At some point there will come a time when the authorities in the various host states will start noticing the communards in their midst. It is at this point that it will become apparent whether these states and their functionaries are friendly or hostile. This may not be immediately obvious, and it may be necessary for the commune to perform a bit of intelligence gathering, PR, lobbying and so on. So long as the state does not aggrieve then all is good. But should the state choose to be hostile, then the commune must be prepared to defend itself. Once hostilities seize, then the commune should also be conciliatory. In game theory this is known as the tit-for-tat strategy, which is known to be highly effective.
Another reason why friendly relations are useful is because eventually much of the functionality of the extant states will be rolled into the commune itself. Therefore it makes sense not to needlessly antagonize the people employed in the various departments of each state.
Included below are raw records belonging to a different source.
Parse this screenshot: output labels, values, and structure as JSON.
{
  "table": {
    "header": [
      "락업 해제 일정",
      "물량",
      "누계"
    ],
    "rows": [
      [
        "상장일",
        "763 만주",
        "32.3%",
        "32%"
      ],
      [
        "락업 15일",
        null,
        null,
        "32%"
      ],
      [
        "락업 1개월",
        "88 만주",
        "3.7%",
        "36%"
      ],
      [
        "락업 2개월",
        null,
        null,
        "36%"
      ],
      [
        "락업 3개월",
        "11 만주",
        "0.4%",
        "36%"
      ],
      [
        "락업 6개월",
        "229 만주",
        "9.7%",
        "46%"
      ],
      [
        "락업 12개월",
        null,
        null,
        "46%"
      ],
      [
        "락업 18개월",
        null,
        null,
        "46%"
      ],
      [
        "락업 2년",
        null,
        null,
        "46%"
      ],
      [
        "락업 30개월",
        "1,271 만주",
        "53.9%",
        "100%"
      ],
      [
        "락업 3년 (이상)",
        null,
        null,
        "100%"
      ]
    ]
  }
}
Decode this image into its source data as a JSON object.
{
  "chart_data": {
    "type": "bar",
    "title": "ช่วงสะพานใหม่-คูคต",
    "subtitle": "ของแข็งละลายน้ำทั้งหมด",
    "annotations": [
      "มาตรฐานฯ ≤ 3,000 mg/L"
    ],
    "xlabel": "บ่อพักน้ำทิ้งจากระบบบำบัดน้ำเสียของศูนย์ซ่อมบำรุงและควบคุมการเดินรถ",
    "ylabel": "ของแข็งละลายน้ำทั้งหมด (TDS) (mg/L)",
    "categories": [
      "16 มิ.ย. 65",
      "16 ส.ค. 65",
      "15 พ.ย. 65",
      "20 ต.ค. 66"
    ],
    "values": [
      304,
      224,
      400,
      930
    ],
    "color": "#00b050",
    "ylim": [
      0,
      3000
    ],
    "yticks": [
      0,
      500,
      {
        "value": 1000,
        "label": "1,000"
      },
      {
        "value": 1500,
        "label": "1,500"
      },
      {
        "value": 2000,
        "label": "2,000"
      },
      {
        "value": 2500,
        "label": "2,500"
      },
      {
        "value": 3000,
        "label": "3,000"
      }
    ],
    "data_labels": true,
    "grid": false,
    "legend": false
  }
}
The commune will inevitably need a justice system to handle internal affairs. I can't say too much on the subject of law since it is not my area, but it is important that outside forces be prevented from interfering in the commune's affairs. For example if the commune decides to evict members that engage in actions counter to the goals of the commune, it should not be possible for such former members to then sue the commune. If former members better themselves then they should be let back in, in line with tit-for-tat.
A recent example of what can happen if outside interference is allowed is here in Sweden where Transportarbetareförbundet has been sanctioned for excluding members active in SD, our largest reactionary political party. The fact that our unions must bend the knee to the state in this manner is indicative of weakness.
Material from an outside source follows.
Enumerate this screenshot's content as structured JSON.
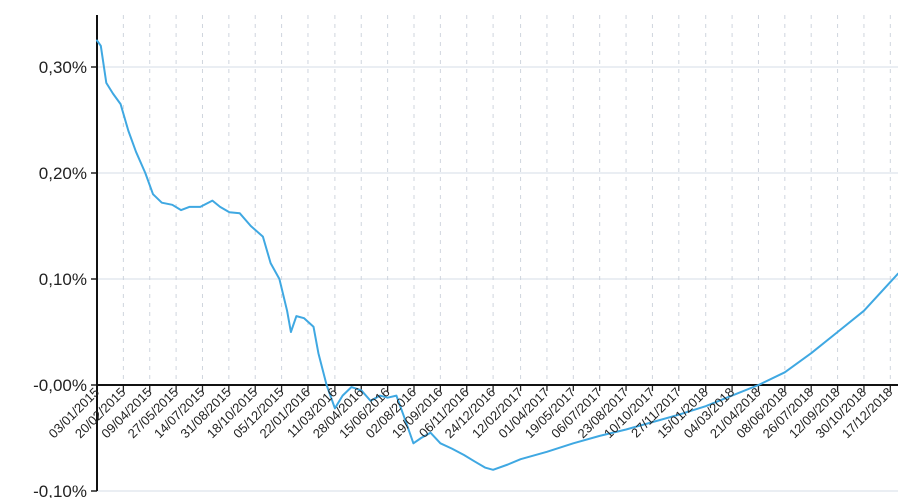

Every society capable of reproducing itself needs to support its non-working and less-working members. This includes children, the sick, the elderly, people with certain disabilities and so on. This is one of the functions of the tax system, at least here in Sweden. Since the goal is autarky, so too must the commune have its own "tax" system. The exact shape of such a system is a whole series of posts unto itself, as is the entire problem of remuneration, which ties into the entire debate about value. But I'll make this observation:
Taxes may be used to encourage work in less attractive or dangerous fields like sewage or deep-sea welding, by increasing remuneration for work in these fields. Such increases would need to be funded by the tax system. The end result of high remuneration for unpleasant or dangerous work is that workers in those fields need to work less than average.
How much of a surplus that should be produced for this "tax" system, and how it should be distributed, is something that could be decided for example through annual plebiscite. Which brings us to the next and last section.
When it comes to democracy I have for quite a few years toyed with the idea of simply drawing representatives by lot. The reason for doing this is to get rid of political parties, and because it is a straightforward way to represent the masses. The last point can be argued from statistics.
I was pleasantly surprised to learn quite recently that this is an old idea, most notably practiced by the ancient Athenians. Cockshott & Cottrell also propose a system like this. I would add that it is important that the system be opt-out, meaning everyone is part of the draw by default.
I realize there are many practical problems with this style of democracy. Perhaps a kind of multi-house solution would work better, where one house is drawn by lot, another is composed of experts and a third house holds representatives of certain minorities that require special representation. This is part of the reason why I started this series of posts saying that I can't get into how exactly policies are decided upon, since I simply don't know what will work best. Whatever the political constellation, it must be in line with science and it must be able to overcome the anarchy of production, or else the future of our species will be barbarism.